A recent analysis from Education Sector looks at how well high schools are utilizing accountability systems to evaluate student performance, progress, and readiness for succeeding at the next level. The report, College-And Career-Ready: Using Outcomes Data to Hold High Schools Accountable for Student Success, argues that the best way to measure student-preparedness levels is to implement data tracking systems that take into account how students actually perform once they arrive at their college or workplace destination.

The report finds that adequate yearly progress—the measure of high school performance as defined under the No Child Left Behind (NCLB) Act—is not a very good indicator of how high school graduates will fare in college and careers. Using examples from several states, the report shows the limitations of relying only on standardized tests and graduation rates.

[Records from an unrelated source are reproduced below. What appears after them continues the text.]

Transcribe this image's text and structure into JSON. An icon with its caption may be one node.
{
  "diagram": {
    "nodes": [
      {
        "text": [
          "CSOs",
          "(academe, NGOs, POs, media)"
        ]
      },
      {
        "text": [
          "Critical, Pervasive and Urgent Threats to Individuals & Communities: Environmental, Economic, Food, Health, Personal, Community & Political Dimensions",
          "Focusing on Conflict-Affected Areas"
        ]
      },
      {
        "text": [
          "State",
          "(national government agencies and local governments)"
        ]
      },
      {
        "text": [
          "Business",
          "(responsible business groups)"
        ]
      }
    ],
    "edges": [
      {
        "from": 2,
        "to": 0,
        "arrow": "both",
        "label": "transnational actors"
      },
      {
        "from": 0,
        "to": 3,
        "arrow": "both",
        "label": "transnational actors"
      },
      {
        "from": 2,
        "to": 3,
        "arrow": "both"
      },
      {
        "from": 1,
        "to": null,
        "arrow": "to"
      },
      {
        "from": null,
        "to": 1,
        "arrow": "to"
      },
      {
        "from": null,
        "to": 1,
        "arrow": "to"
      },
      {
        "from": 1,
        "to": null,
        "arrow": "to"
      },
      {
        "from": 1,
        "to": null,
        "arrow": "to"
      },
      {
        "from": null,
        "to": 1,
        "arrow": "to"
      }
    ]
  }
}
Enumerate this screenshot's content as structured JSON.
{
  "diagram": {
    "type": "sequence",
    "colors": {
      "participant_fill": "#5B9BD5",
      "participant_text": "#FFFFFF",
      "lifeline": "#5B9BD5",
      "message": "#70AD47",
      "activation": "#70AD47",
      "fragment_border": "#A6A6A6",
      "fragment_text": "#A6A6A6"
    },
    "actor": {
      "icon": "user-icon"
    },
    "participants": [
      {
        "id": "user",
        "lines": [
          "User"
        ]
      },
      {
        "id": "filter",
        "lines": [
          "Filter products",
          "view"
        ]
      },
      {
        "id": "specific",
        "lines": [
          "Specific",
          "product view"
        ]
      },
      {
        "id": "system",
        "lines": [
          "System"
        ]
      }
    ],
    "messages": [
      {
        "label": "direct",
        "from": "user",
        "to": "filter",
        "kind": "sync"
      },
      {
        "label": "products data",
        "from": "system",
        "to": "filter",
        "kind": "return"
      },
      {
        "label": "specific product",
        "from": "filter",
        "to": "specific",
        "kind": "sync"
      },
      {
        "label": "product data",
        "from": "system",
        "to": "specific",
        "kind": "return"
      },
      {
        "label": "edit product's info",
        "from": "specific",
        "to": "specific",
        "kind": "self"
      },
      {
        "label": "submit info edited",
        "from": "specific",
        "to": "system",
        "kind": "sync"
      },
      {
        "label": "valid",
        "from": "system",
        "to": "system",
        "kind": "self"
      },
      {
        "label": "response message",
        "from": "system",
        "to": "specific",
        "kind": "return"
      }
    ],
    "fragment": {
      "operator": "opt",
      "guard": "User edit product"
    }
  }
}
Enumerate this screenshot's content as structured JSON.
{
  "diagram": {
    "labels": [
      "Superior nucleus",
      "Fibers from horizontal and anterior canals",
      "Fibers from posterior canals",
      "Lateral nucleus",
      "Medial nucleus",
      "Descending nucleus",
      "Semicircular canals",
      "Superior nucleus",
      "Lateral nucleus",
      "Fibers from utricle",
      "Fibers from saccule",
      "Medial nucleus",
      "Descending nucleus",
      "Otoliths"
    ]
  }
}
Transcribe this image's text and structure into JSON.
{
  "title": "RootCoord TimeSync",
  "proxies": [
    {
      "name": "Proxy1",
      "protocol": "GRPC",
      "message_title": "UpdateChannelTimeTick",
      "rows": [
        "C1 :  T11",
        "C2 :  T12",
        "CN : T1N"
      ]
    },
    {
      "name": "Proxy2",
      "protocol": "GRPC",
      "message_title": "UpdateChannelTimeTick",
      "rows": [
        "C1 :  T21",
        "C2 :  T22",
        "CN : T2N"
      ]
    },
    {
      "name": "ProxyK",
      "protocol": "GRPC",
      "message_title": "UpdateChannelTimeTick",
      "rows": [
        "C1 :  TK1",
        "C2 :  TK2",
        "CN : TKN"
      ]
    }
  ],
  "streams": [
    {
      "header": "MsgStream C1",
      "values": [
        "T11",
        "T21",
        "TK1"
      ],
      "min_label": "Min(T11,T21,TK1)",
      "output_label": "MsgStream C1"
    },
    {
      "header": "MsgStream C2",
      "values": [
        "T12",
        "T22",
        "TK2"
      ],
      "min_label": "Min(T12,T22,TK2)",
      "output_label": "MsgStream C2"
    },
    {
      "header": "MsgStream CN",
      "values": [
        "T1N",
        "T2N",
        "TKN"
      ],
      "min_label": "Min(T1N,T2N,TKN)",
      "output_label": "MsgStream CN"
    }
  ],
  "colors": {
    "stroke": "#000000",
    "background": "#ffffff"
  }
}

“Tests and other proxy measures can offer only a limited snapshot of what students know and can do,” said Chad Aldeman, policy analyst at Education Sector and author of the report. “As a result, high schools that meet NCLB accountability measures do not always graduate students who are ready to succeed.”

For example, the report studies two Florida-based high schools: Manatee High School and Boca Raton Community High School. Manatee received a “D” rating on the state’s A–F scale of academic performance and failed to make Adequate Yearly Progress (AYP) for a consecutive fourth year. On the other hand, Boca Raton earned its second straight “A” rating from the state and was included in Newsweek magazine’s list of best high schools in the country. However, Education Sector found that Manatee High School—despite its low rating—graduated a higher percentage of students than Boca Raton and sent almost the same number of students to college. Once these schools’ graduates were at college, Manatee students earned high grades and fewer of them failed remedial English courses than their Boca Raton peers.

College- and Career-Ready lists Florida, Oregon, and Ohio as examples of the states that have built data systems that track a student’s progress after high school and into college and the workforce. Unfortunately, high school accountability systems in many other states fail to recognize college- and career-ready goals; instead they rate high schools on only two measures: graduation rates and student scores on basic skills tests given in the ninth or tenth grade.

For states with data systems that are not quite up to the leading states, the report offers suggestions on how states could use existing data systems to create richer, more multi-dimensional measures of high school success. For example, it suggests that states take into account factors such as performance on statewide assessment tests; graduation rates; percentage of students taking Advanced Placement classes or other college-level courses; percentage of students who attend college; number of college-bound students who can pass remedial courses; students’ college grade point averages and levels of credit attainment; and employment rate and wages earned for those students who entered the workforce immediately after high school.

According to the report, this more complex system would present a more consistent and accurate look at student-readiness levels and allow all schools to be evaluated more comprehensively. About twenty states have at least two of these abilities and some states can do them all. Only a handful of states currently take advantage of the data available on employment even though all states are required by federal law to collect this information.

College- and Career-Ready identifies several challenges to states adopting these types of measures including a disconnect between developing new data systems and developing new policies; limitations around what data is currently available; inability to track students that move out of state after graduation; and delays in how soon school failures or successes can be detected. It concludes that in many cases the benefits outweigh the challenges and by using data systems that focus on high school and college performance factors, the country can also tackle the alignment problem between high school exit and college entry standards.